Through the end of December, bank employees at HSBC Group’s flagship branch in Manhattan are using Samsung Gear S3 smartwatches to quickly communicate with each other to help meet the needs of customers who come to the three-story bank offices to do business.
The pilot project, which began in early October, was designed to help personalize and improve customer service at the HSBC branch by connecting the employees on all floors with information about incoming customers so they could provide faster and more personal service, Jeremy Balkin, the head of innovation for HSBC’s retail banking and wealth management division, told eWEEK.
“What we were looking to test here is whether we could use world-leading technology to improve ways of working” to help employees assist customers more quickly, said Balkin. “Traditional communication in a branch is being tethered to desks and phones. We wanted to give employees new communications tools in this trial.”
Due to strict banking regulations and oversight, financial services companies including banks are often not as advanced as other industries in using new technologies for customer service, said Balkin. “There are regulatory reasons not to use cellphones, mostly around not capturing communications due to recordkeeping requirements.”
But using the Samsung Gear S3 smartwatches is giving bank employees new efficiency gains and other capabilities without concerns involving customer data issues.
Because the flagship HSBC branch at 452 Fifth Ave. has operations on three stories, customers must make their way up and down the floors to get assistance.
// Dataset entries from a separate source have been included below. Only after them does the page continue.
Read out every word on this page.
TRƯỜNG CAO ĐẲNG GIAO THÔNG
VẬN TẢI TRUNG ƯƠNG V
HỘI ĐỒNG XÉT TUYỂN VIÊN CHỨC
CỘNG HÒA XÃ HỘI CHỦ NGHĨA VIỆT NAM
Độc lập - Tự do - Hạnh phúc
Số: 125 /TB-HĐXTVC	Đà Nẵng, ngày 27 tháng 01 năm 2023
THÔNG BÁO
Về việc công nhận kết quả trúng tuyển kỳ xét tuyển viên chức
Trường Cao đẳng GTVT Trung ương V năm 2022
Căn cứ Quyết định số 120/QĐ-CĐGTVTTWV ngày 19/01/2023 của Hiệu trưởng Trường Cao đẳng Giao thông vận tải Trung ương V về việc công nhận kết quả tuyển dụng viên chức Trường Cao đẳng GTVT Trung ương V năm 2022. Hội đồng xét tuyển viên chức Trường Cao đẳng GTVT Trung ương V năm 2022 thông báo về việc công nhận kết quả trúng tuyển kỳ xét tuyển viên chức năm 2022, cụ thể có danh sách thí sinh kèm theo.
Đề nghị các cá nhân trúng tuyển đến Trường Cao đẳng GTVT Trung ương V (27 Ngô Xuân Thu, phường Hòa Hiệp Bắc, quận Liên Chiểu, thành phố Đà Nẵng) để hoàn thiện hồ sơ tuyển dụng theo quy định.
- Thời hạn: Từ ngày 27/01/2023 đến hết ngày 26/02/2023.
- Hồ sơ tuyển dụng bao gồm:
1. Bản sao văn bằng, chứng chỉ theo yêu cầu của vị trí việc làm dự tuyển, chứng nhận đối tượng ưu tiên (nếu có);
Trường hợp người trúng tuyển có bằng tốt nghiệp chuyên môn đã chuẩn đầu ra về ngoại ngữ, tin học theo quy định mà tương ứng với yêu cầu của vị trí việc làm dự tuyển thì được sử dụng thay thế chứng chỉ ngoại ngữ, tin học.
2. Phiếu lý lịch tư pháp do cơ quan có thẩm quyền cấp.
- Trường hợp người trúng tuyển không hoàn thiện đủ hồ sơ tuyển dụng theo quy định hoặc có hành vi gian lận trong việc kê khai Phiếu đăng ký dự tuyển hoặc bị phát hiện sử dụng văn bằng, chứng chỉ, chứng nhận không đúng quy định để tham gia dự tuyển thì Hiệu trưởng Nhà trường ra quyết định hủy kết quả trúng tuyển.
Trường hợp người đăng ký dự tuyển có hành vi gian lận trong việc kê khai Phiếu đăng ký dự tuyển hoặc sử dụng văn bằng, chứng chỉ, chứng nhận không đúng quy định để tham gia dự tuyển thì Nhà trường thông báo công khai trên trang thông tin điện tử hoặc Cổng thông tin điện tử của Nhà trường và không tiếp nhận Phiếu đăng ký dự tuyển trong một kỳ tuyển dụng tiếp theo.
Using the smartwatches, HSBC employees in the branch can now work as a team to let fellow workers know instantly when customers are heading their way for help by pressing a few buttons on their devices to notify them. The smartwatches have 4G LTE connectivity so they can be used without an accompanying smartphone. The watch faces show the HSBC brand logo and include custom messages for communications.
“An employee can tap on the device to get an advisor downstairs or to a customer more quickly,” said Balkin. Workers can tap preset messages to each other or make a call using their voice over a built-in walkie-talkie to communicate within the office.
“In the old days, someone might have walked with the customer through the branch to take them to someone else for help,” said Balkin. “Now they can send a note on the smartwatch. There’s a lot of different things we’re testing with this.”
Lots of good input is being collected from bank employees, and the company is assessing the data to see how the technology might be used elsewhere, he said.
The pilot project is set to continue through Dec. 31 and then will be evaluated.
“So far, the results have been great,” according to Balkin. A second pilot is being done in a bank office in Dubai in a digital customer service unit.
“Banking, despite technology, is a people business,” he said. “At the end of the day, from an employee standpoint, we look at what tools they can have to do their jobs in a more productive and efficient way. We don’t believe that our employees should have tools that are subpar.”